Тоталитарные режимы особенно внимательны к детям и к их «правильному» воспитанию. В нацистской Германии подготовка подрастающего поколения для нужд фюрера рассматривалась как одна из ключевых политических задач. «За кем молодежь, за тем и будущее», — заявлял Гитлер. В начале учебного года Сорин Брут попытался осмыслить горький опыт взросления в Третьем рейхе и прочитал две очень непохожие книги о молодежной политике нацистов.

В 1933–1945 годы Эрика Манн и Мелита Машманн находились по разные стороны баррикад. Журналистка, дочь знаменитого писателя и противника гитлеровского режима Томаса Манна, Эрика оказалась в эмиграции вскоре после прихода НСДАП к власти. «Школа варваров. Воспитание при нацистах» — напитанный пафосом противостояния критический анализ того, как фюрер пытался завоевать детские умы. Книга была издана в США в 1938 году и сразу привлекла внимание, а со временем стала одним из знаковых антинацистских текстов в одном ряду с трудами Себастиана Хафнера и Ханны Арендт.

Когда гитлеровцы начали захват собственной страны, Мелита Машманн была старшеклассницей. Она горячо поддержала новый курс и от своих воззрений отказалась лишь спустя много лет после падения Третьего рейха. В начале 1940-х Машманн самоотверженно занималась пропагандой, ориентированной на молодежь. Ее книга (1963) — попытка понять, как именно она и многие ее сверстники угодили в эту паутину. «Школа варваров» и «Мой путь в гитлерюгенд» удачно дополняют друг друга именно за счет положений «снаружи» и «изнутри», которые занимали авторки.

Детство при нацистах «снаружи»

Структура «Школы варваров» определена логикой тотального вторжения в мир детства. Часть книги посвящена умышленному разрушению института семьи как потенциального оплота инакомыслия. Еще одна — трансформации, которую в середине 1930-х пережило школьное образование. Третья, наконец, сосредоточена на практиках молодежной организации гитлерюгенд. Она была разделена на юнгфольк и юнгмэдельбунд (для мальчиков и девочек от 10 до 14 лет), собственно гитлерюгенд (подростки от 14 до 18) и БДМ, «Союз немецких девушек» (от 14 до 21).

Смысл школьного образования сводился к взращиванию «политического солдата». Из учебного заведения должны были выходить убежденные и непоколебимые национал-социалисты.

Программа была подчинена решению этой сугубо пропагандистской задачи. Образовательные «реформы» в Третьем рейхе начались уже в 1934 году. Гитлер лично указал их основополагающие ценности. На первом месте стоял расовый вопрос. Сразу определялись «свои» и «чужие»: на примере «неарийских» школьников учитель мог демонстрировать преимущества немцев и недостатки инородцев. Общение немецких детей с еврейскими осуждалось, те оказывались в изоляции. Цель этого подхода заключалась в воспитании необходимого для «политического солдата» качества — не сопереживать врагу, на которого этические нормы не должны распространяться.

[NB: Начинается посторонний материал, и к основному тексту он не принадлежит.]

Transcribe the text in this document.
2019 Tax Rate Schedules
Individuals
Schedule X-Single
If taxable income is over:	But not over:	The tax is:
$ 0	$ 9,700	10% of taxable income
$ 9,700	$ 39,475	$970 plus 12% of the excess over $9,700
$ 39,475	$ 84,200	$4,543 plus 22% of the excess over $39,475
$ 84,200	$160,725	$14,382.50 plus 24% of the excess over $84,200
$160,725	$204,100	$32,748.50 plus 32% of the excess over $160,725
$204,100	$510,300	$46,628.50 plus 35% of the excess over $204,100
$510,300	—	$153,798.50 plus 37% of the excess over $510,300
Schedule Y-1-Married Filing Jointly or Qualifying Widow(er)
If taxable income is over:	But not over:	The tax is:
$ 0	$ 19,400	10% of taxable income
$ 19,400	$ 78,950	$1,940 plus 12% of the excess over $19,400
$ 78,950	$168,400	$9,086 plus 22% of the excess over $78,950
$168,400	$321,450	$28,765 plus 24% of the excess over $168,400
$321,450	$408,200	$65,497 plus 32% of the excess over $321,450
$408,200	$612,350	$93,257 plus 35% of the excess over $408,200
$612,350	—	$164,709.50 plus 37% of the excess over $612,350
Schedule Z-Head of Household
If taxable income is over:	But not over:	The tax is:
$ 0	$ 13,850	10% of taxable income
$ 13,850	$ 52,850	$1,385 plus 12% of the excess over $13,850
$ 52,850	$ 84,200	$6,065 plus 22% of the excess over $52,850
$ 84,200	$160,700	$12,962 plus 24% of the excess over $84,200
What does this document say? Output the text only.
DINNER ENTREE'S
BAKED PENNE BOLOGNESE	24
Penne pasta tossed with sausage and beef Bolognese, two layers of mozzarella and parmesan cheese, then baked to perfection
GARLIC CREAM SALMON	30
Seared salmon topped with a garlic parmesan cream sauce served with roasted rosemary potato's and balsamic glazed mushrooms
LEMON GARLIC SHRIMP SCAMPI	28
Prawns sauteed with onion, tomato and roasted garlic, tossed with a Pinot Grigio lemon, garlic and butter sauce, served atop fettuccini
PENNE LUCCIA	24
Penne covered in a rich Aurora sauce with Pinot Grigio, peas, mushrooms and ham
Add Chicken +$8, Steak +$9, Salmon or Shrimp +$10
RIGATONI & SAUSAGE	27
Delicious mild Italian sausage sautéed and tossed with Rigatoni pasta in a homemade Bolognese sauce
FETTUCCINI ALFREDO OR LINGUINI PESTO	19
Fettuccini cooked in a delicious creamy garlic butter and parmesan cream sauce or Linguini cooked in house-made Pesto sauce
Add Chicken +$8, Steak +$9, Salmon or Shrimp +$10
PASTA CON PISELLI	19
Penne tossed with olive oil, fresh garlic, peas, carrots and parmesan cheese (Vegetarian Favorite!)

Обложка книги «Школа варваров» Эрики Манн

Обложка книги «Школа варваров» Эрики Манн

Второй пункт «просветительского» плана — характер, то есть преданность идеологии. В состав каждого школьного предмета был внедрен дополнительный — изучение специфического «нацистского» языка. Эрика Манн, например, приводит длинное название одного из нацистских букварей: «Не верь лисе, что она в траве пасется, не верь жиду, когда он клянется». Какие картинки сопровождают текст пособия, догадаться не сложно. Они недалеко ушли от рисунков мальчика из фильма «Кролик Джоджо».

Учителям по арифметике рекомендуется давать детям задачи о потерях Германии в территории и населении после Версальского мира. В учебниках по немецкому языку хватает упражнений о значимости Адольфа Гитлера, о «лживой» вражеской пропаганде (якобы в Германии сажают в тюрьмы и убивают евреев) или заданий с сюжетом о необходимости возвращения «исконно немецких территорий». Стоит подчеркнуть, что это не уроки истории или геополитики — одного из нововведений эпохи. Там пропаганда льется совсем уж щедрым потоком.

Третий пункт — тело — связан с милитаризацией общества. Немецкий мальчик должен вырасти не только политическим, но и обычным солдатом. Немецкая девочка — матерью солдата или военной медсестрой. На той же арифметике можно решить полезную задачу о технических качествах бомбардировщиков. Химия ожидаемо познакомит школьника с химическим оружием. Важным разделом физики окажется «оборонная физика». Одна из задач этого образования — создать иллюзию, что война — это не особенно страшно, напротив, очень интересно — как военная игра. «Солдатские письма» из учебников по истории рисуют именно такую картинку.

Физическому развитию и военной подготовке посвящена большая часть занятий гитлерюгенда, который напоминал армию и по структуре. Манн сообщает медицинскую подробность.

С тех пор как власти решили, что 13-летний подросток должен за день проходить 17,6 км, а 15-летний — 21,6 км с грузом в 11 кг, в Третьем рейхе резко выросло число случаев молодежного плоскостопия.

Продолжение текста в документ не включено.